Der mutmassliche Plan von Schahraban K. schien zunächst aufzugehen. Einen Tag lang glaubten die Eltern, ihre Tochter sei tot. Erst eine DNA-Probe deckte auf, dass es sich um eine andere Person handelt. Schahraban K. und ihr Bekannter wurden kurz darauf verhaftet. Bis heute sitzen sie in Untersuchungshaft.
Weitere Anklagen wegen Anstiftung zum Mord
Neben dem angeblichen Mord an der Doppelgängerin wirft die Anklage Schahraban K. zudem vor, einen weiteren Mord in Auftrag gegeben zu haben. Sie engagierte einen Mann, der für 10 000 Euro ihren Schwager umbringen sollte. Dieser hatte sich bei der familiären Aussprache gegen eine Auflösung der Ehe gestellt. Der Mann habe 5000 Euro als Vorschuss angenommen, die Tat jedoch nie ausgeführt.
Auch der Bekannte von Schahraban K. muss sich zusätzlich wegen Anstiftung zum Mord verantworten. Er soll während der Untersuchungshaft versucht haben, einen Mithäftling zu überreden, nach dessen Entlassung Zeugen, die ihn belasten könnten, zu töten.
Für den Prozess wurden 190 Zeugen vernommen. 28 Verhandlungstage hat die zuständige Kammer des Landgerichts Ingolstadt angesetzt. Ein Urteil wird frühestens im Mai erwartet. Ob der Zeitplan eingehalten werden kann, ist jedoch unklar. Am ersten Prozesstag hat die Verteidigung einen Antrag auf Aussetzung des Verfahrens eingereicht. Da die Staatsanwaltschaft in den vergangenen Wochen weitere Ermittlungsakten vorgelegt habe, würden sie zusätzliche Zeit benötigen, um das Beweismaterial zu sichten. Die Staatsanwaltschaft argumentierte gegen den Antrag.

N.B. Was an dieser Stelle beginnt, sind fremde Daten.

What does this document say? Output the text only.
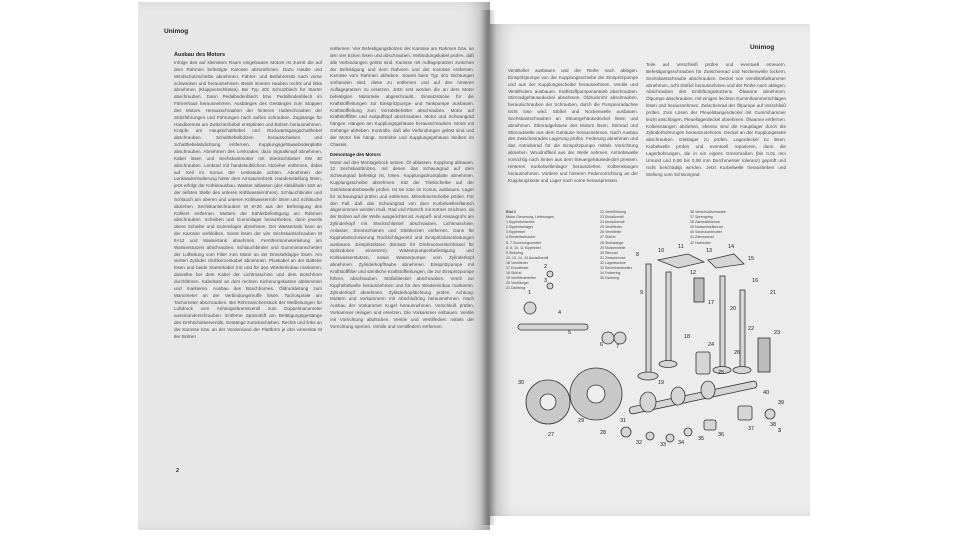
Unimog
Ausbau des Motors
Infolge des auf kleinstem Raum eingebauten Motors ist zuerst die auf dem Rahmen befestigte Karosse abzunehmen. Dazu Haube und Windschutzscheibe abnehmen, Fahrer- und Beifahrersitz nach vorne schwenken und herausnehmen. Beide inneren Hauben rechts und links abnehmen (Klappverschlüsse). Bei Typ 401 Schutzblech für Starter abschrauben. Dann Pedalbodenblech bzw. Pedalbodenblech im Führerhaus herausnehmen. Ausbänges des Gestänges zum Stoppen des Motors. Herausschrauben der hinteren Halteschrauben der Stützführungen und Führungen nach außen schrauben. Zugstange für Handbremse am Zwischenhebel entsplinten und Bolzen herausnehmen. Knöpfe am Hauptschalthebel und Rückwärtsgangschalthebel abschrauben. Schalthebelbolzen herausschieben und Schalthebelabdichtung entfernen. Kupplungsgehäusebodenplatte abschrauben. Abnehmen des Lenkrades, dazu Signalknopf abnehmen, Kabel lösen und Sechskantmutter mit Steckschlüssel SW 30 abschrauben. Lenkrad mit handelsüblichem Abzieher entfernen, dabei auf Keil im Konus der Lenksäule achten. Abnehmen der Lenksäulenhalterung hinter dem Armaturenbrett. Handeinstellung lösen, jetzt erfolgt der Kühlerausbau. Wasser ablassen (der Ablaßhahn sitzt an der tiefsten Stelle des unteren Kühlwasserrohres). Schlauchbinder und Schlauch am oberen und unteren Kühlwasserrohr lösen und Schläuche abziehen. Sechskantschrauben M 8×26 aus der Befestigung des Kühlers entfernen. Muttern der Kühlerbefestigung am Rahmen abschrauben. Scheiben und Gummilager herausheben, dann jeweils obere Scheibe und Gummilager abnehmen. Der Wassertank kann an der Karosse verbleiben. Sonst lösen der vier Sechskantschrauben M 6×12 und Wassertank abnehmen. Fernthermometerleitung am Wasserstutzen abschrauben. Schlauchbinder und Gummimanschetten der Luftleitung vom Filter zum Motor an der Drosselklappe lösen. Am vierten Zylinder Glühkerzenkabel abnehmen. Pluskabel an der Batterie lösen und beide Starterkabel (rot und für den Wiedereinbau markieren, dasselbe bei dem Kabel der Lichtmaschine und dem Boschhorn durchführen. Kabelsatz an dem rechten Sicherungskasten abklemmen und markieren. Ausbau des Boschhornes. Öldruckleitung zum Manometer an der Verbindungsmuffe lösen. Tachospirale am Tachometer abschrauben. Bei Rohrzwischenstück der Meßleitungen für Luftdruck vom Anhängerbremsventil zum Doppelmanometer auseinanderschrauben. Entferne Spannstift am Betätigungsgestänge des Drehschieberventils, Gestänge zurückschieben. Rechts und links an der Karosse bzw. an der Vorderwand der Plattform je drei versenkte M 8er Bolzen
entfernen. Vier Befestigungsbolzen der Karosse am Rahmen bzw. an den vier Ecken lösen und abschrauben. Verbindungskabel prüfen, daß alle Verbindungen gelöst sind. Karosse mit Auflagepratzen zwischen der Befestigung und dem Rahmen und der Karosse entfernen. Karosse vom Rahmen abheben. Soweit beim Typ 401 Dichtungen vorhanden sind, diese zu entfernen und auf den hinteren Auflagepratzen zu ersetzen. Jetzt erst werden die an dem Motor befestigten Motorteile abgeschraubt. Einsatzstücke für die Kraftstoffleitungen zur Einspritzpumpe und Tankpumpe ausbauen. Kraftstoffleitung zum Vorratsbehälter abschrauben. Motor auf Kraftstofffilter und Auspufftopf abschrauben. Motor und Schwungrad hängen. Hängen am Kupplungsgehäuse herausschrauben. Motor mit Gehänge abheben. Kontrolle, daß alle Verbindungen gelöst sind und der Motor frei hängt. Getriebe und Kupplungsgehäuse bleiben im Chassis.
Demontage des Motors
Motor auf den Montagebock setzen. Öl ablassen. Kupplung abbauen. 12 Sechskantbolzen, mit denen das Schwungrad auf dem Schwungrad befestigt ist, lösen. Kupplungsdruckplatte abnehmen. Kupplungsscheibe abnehmen. Sitz der Triebscheibe auf der Getriebeantriebswelle prüfen. Ist sie lose im Konus, ausbauen. Lager für Schwungrad prüfen und entfernen. Mitnehmerscheibe prüfen. Für den Fall, daß das Schwungrad von dem Kurbelwellenflansch abgenommen werden muß, Rad und Flansch mit Körner zeichnen, da der Bolzen auf der Welle ausgerichtet ist. Auspuff- und Ansaugrohr am Zylinderkopf mit Steckschlüssel abschrauben. Lichtmaschine, Anlasser, Stromschienen und Glühkerzen entfernen. Dann für Kipphebelschmierung Rückschlagventil und Einspritzdüsenleitungen ausbauen. Einspritzdüsen (Einsatz für Drehmomentschlüssel für Spritzdüsen einsetzen). Wasserpumpenbefestigung und Kühlwasserstutzen, sowie Wasserpumpe vom Zylinderkopf abnehmen. Zylinderkopfhaube abnehmen. Einspritzpumpe mit Kraftstofffilter und sämtliche Kraftstoffleitungen, die zur Einspritzpumpe führen, abschrauben. Stößeldeckel abschrauben. Ventil zur Kipphebelwelle herausnehmen und für den Wiedereinbau markieren. Zylinderkopf abnehmen, Zylinderkopfdichtung prüfen. Achtung: Muttern und Vorkammern mit Abschlußring herausnehmen. Nach Ausbau der Vorkammer Kugel herausnehmen. Verschleiß prüfen, Vorkammer reinigen und ersetzen. Die Vorkammer einbauen. Ventile mit Vorrichtung abdrücken. Ventile und Ventilfedern mittels der Vorrichtung sperren. Ventile und Ventilfedern entfernen.
2
Unimog
Ventilteller ausbauen und der Reihe nach ablegen. Einspritzpumpe von der Kupplungsscheibe der Einspritzpumpe und aus der Kupplungsscheibe herausnehmen. Ventile und Ventilfedern ausbauen. Kraftstoffpumpenantrieb abschrauben. Stirnradgehäusedeckel abnehmen. Öldruckrohr abschrauben, herausschrauben der Schrauben, durch die Pumpenradachse nicht lose wird. Stößel und Nockenwelle ausbauen. Sechskantschrauben an Steuergehäusedeckel lösen und abnehmen. Stirnradgehäuse des Motors lösen. Stirnrad und Stirnradwelle aus dem Gehäuse herausnehmen. Nach Ausbau des Zwischenrades Lagerung prüfen. Federung abnehmen und das Antriebsrad für die Einspritzpumpe mittels Vorrichtung abziehen. Woodruffkeil aus der Welle nehmen. Antriebswelle vorsichtig nach hinten aus dem Steuergehäusedeckel pressen. Hinteres Kurbelwellenlager herausziehen. Kolbenstangen herausnehmen. Vordere und hinteren Federvorrichtung an der Kupplungsseite und Lager nach vorne herauspressen.
Teile auf Verschleiß prüfen und eventuell erneuern. Befestigungsschrauben für Zwischenrad und Nockenwelle lockern, Sechskantschraube abschrauben. Deckel von Ventilstößelkammer abnehmen, acht Stößel herausnehmen und der Reihe nach ablegen. Abschrauben des Entlüftungsstutzens. Ölwanne abnehmen. Ölpumpe abschrauben, mit einigen leichten Gummihammerschlägen lösen und herausnehmen. Zwischenrad der Ölpumpe auf Verschleiß prüfen. Zum Lösen der Pleuelstangendeckel mit Gummihammer leicht anschlagen. Pleuellagerdeckel abnehmen. Ölwanne entfernen. Kolbenstangen abziehen, ebenso sind die Hauptlager durch die Zylinderbohrungen herauszunehmen. Deckel an der Kupplungsseite abschrauben. Gleitlager zu prüfen. Lagerdeckel zu lösen. Kurbelwelle prüfen und eventuell reparieren, dann die Lagerbohrungen, die in ein eigens Grenzmaßen (bis 0,01 mm Unrund und 0,06 bis 0,08 mm Durchmesser toleranz) geprüft und nicht beschädigt werden. Jetzt Kurbelwelle herausheben und Stellung vom Schwungrad
Bild 3
Motor-Steuerung, Lieferungen
1 Kipphebelachse
2 Kipphebellager
3 Kipphebel
4 Einstellschraube
5, 7 Sicherungsmutter
6, 8, 10, 11 Kipphebel
9 Stützring
12, 13, 14, 15 Auslaßventil
16 Ventilfeder
17 Druckfeder
18 Stößel
19 Ventilfederteller
20 Ventilkegel
21 Dichtring
22 Ventilführung
23 Einlaßventil
24 Auslaßventil
25 Ventilfeder
26 Ventilteller
27 Stößel
28 Stoßstange
29 Nockenwelle
30 Stirnrad
31 Zwischenrad
32 Lagerbuchse
33 Sechskantmutter
34 Federring
35 Dichtring
36 Verschlußschraube
37 Sprengring
38 Zahnradbüchse
39 Nockenwellenrad
40 Sechskantmutter
41 Zahnradrad
42 Hutmutter
1
2
3
4
5
6 7
8
9
10
11
12
13
14
15
16
17
18
19
20
21
22
23
24
25
26
27	28
29
30
31
32	33 34
35
36
37
38
39
40
3
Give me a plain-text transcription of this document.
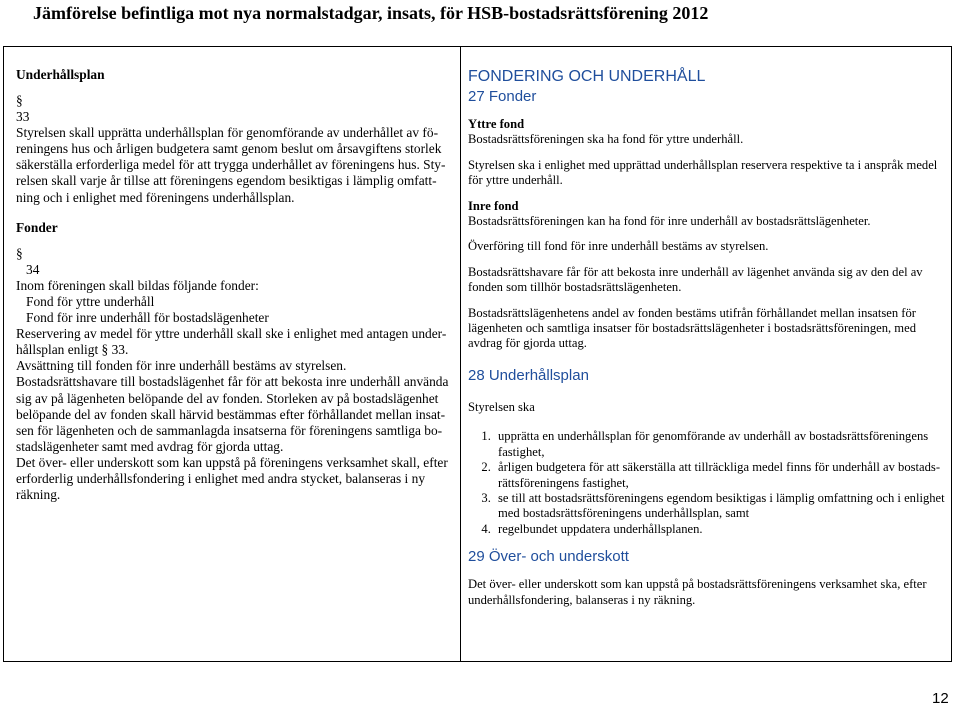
Jämförelse befintliga mot nya normalstadgar, insats, för HSB-bostadsrättsförening 2012

Underhållsplan

§

33

Styrelsen skall upprätta underhållsplan för genomförande av underhållet av fö-

reningens hus och årligen budgetera samt genom beslut om årsavgiftens storlek

säkerställa erforderliga medel för att trygga underhållet av föreningens hus. Sty-

relsen skall varje år tillse att föreningens egendom besiktigas i lämplig omfatt-

ning och i enlighet med föreningens underhållsplan.

Fonder

§

34

Inom föreningen skall bildas följande fonder:

Fond för yttre underhåll

Fond för inre underhåll för bostadslägenheter

Reservering av medel för yttre underhåll skall ske i enlighet med antagen under-

hållsplan enligt § 33.

Avsättning till fonden för inre underhåll bestäms av styrelsen.

Bostadsrättshavare till bostadslägenhet får för att bekosta inre underhåll använda

sig av på lägenheten belöpande del av fonden. Storleken av på bostadslägenhet

belöpande del av fonden skall härvid bestämmas efter förhållandet mellan insat-

sen för lägenheten och de sammanlagda insatserna för föreningens samtliga bo-

stadslägenheter samt med avdrag för gjorda uttag.

Det över- eller underskott som kan uppstå på föreningens verksamhet skall, efter

erforderlig underhållsfondering i enlighet med andra stycket, balanseras i ny

räkning.

FONDERING OCH UNDERHÅLL

27 Fonder

Yttre fond

Bostadsrättsföreningen ska ha fond för yttre underhåll.

Styrelsen ska i enlighet med upprättad underhållsplan reservera respektive ta i anspråk medel för yttre underhåll.

Inre fond

Bostadsrättsföreningen kan ha fond för inre underhåll av bostadsrättslägenheter.

Överföring till fond för inre underhåll bestäms av styrelsen.

Bostadsrättshavare får för att bekosta inre underhåll av lägenhet använda sig av den del av fonden som tillhör bostadsrättslägenheten.

Bostadsrättslägenhetens andel av fonden bestäms utifrån förhållandet mellan insatsen för lägenheten och samtliga insatser för bostadsrättslägenheter i bostadsrättsföreningen, med avdrag för gjorda uttag.

28 Underhållsplan

Styrelsen ska

1. upprätta en underhållsplan för genomförande av underhåll av bostadsrättsföreningens fastighet,
2. årligen budgetera för att säkerställa att tillräckliga medel finns för underhåll av bostads-rättsföreningens fastighet,
3. se till att bostadsrättsföreningens egendom besiktigas i lämplig omfattning och i enlighet med bostadsrättsföreningens underhållsplan, samt
4. regelbundet uppdatera underhållsplanen.

29 Över- och underskott

Det över- eller underskott som kan uppstå på bostadsrättsföreningens verksamhet ska, efter underhållsfondering, balanseras i ny räkning.

12
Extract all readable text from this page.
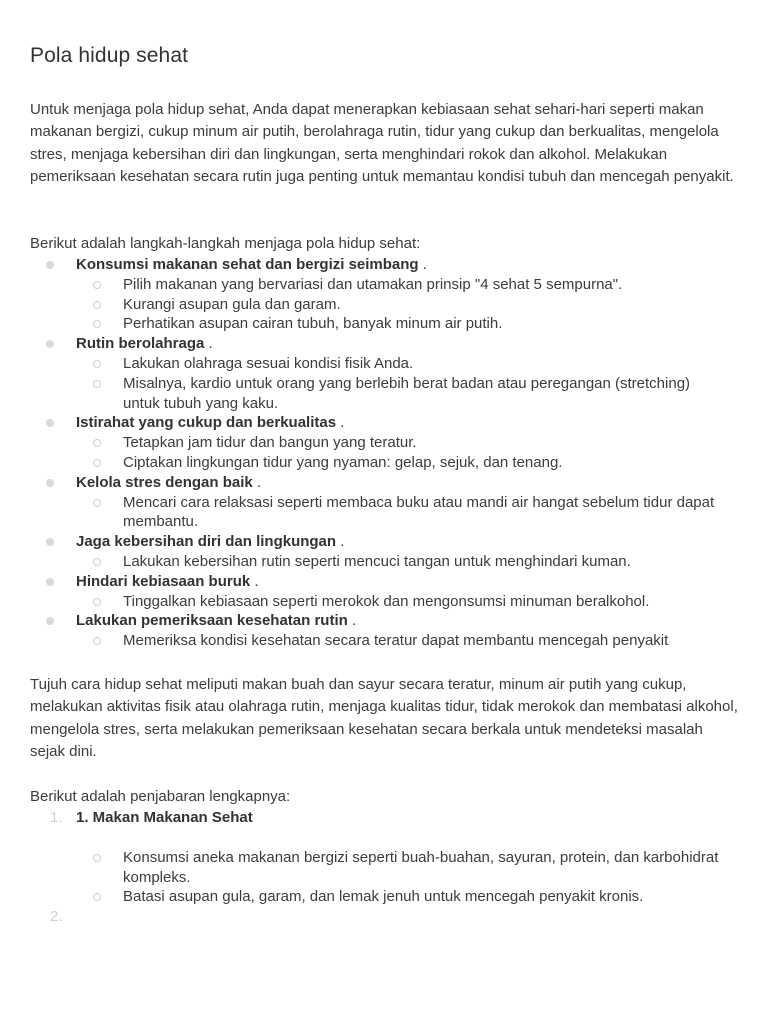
Pola hidup sehat

Untuk menjaga pola hidup sehat, Anda dapat menerapkan kebiasaan sehat sehari-hari seperti makan makanan bergizi, cukup minum air putih, berolahraga rutin, tidur yang cukup dan berkualitas, mengelola stres, menjaga kebersihan diri dan lingkungan, serta menghindari rokok dan alkohol. Melakukan pemeriksaan kesehatan secara rutin juga penting untuk memantau kondisi tubuh dan mencegah penyakit.

Berikut adalah langkah-langkah menjaga pola hidup sehat:

Konsumsi makanan sehat dan bergizi seimbang .
Pilih makanan yang bervariasi dan utamakan prinsip "4 sehat 5 sempurna".
Kurangi asupan gula dan garam.
Perhatikan asupan cairan tubuh, banyak minum air putih.
Rutin berolahraga .
Lakukan olahraga sesuai kondisi fisik Anda.
Misalnya, kardio untuk orang yang berlebih berat badan atau peregangan (stretching) untuk tubuh yang kaku.
Istirahat yang cukup dan berkualitas .
Tetapkan jam tidur dan bangun yang teratur.
Ciptakan lingkungan tidur yang nyaman: gelap, sejuk, dan tenang.
Kelola stres dengan baik .
Mencari cara relaksasi seperti membaca buku atau mandi air hangat sebelum tidur dapat membantu.
Jaga kebersihan diri dan lingkungan .
Lakukan kebersihan rutin seperti mencuci tangan untuk menghindari kuman.
Hindari kebiasaan buruk .
Tinggalkan kebiasaan seperti merokok dan mengonsumsi minuman beralkohol.
Lakukan pemeriksaan kesehatan rutin .
Memeriksa kondisi kesehatan secara teratur dapat membantu mencegah penyakit

Tujuh cara hidup sehat meliputi makan buah dan sayur secara teratur, minum air putih yang cukup, melakukan aktivitas fisik atau olahraga rutin, menjaga kualitas tidur, tidak merokok dan membatasi alkohol, mengelola stres, serta melakukan pemeriksaan kesehatan secara berkala untuk mendeteksi masalah sejak dini.

Berikut adalah penjabaran lengkapnya:

1. 1. Makan Makanan Sehat
Konsumsi aneka makanan bergizi seperti buah-buahan, sayuran, protein, dan karbohidrat kompleks.
Batasi asupan gula, garam, dan lemak jenuh untuk mencegah penyakit kronis.
2.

Das Gericht will bis zum nächsten Verhandlungstag am Montag entscheiden, ob das Verfahren ausgesetzt wird. Bis dahin pausiert der Prozess. Wird der Antrag angenommen, wird er für mehrere Wochen unterbrochen und beginnt dann von neuem. Wird das Verfahren fortgeführt, könnten sich bald auch Schahraban K. und ihr Bekannter äussern und ihre Version der Vorgänge schildern.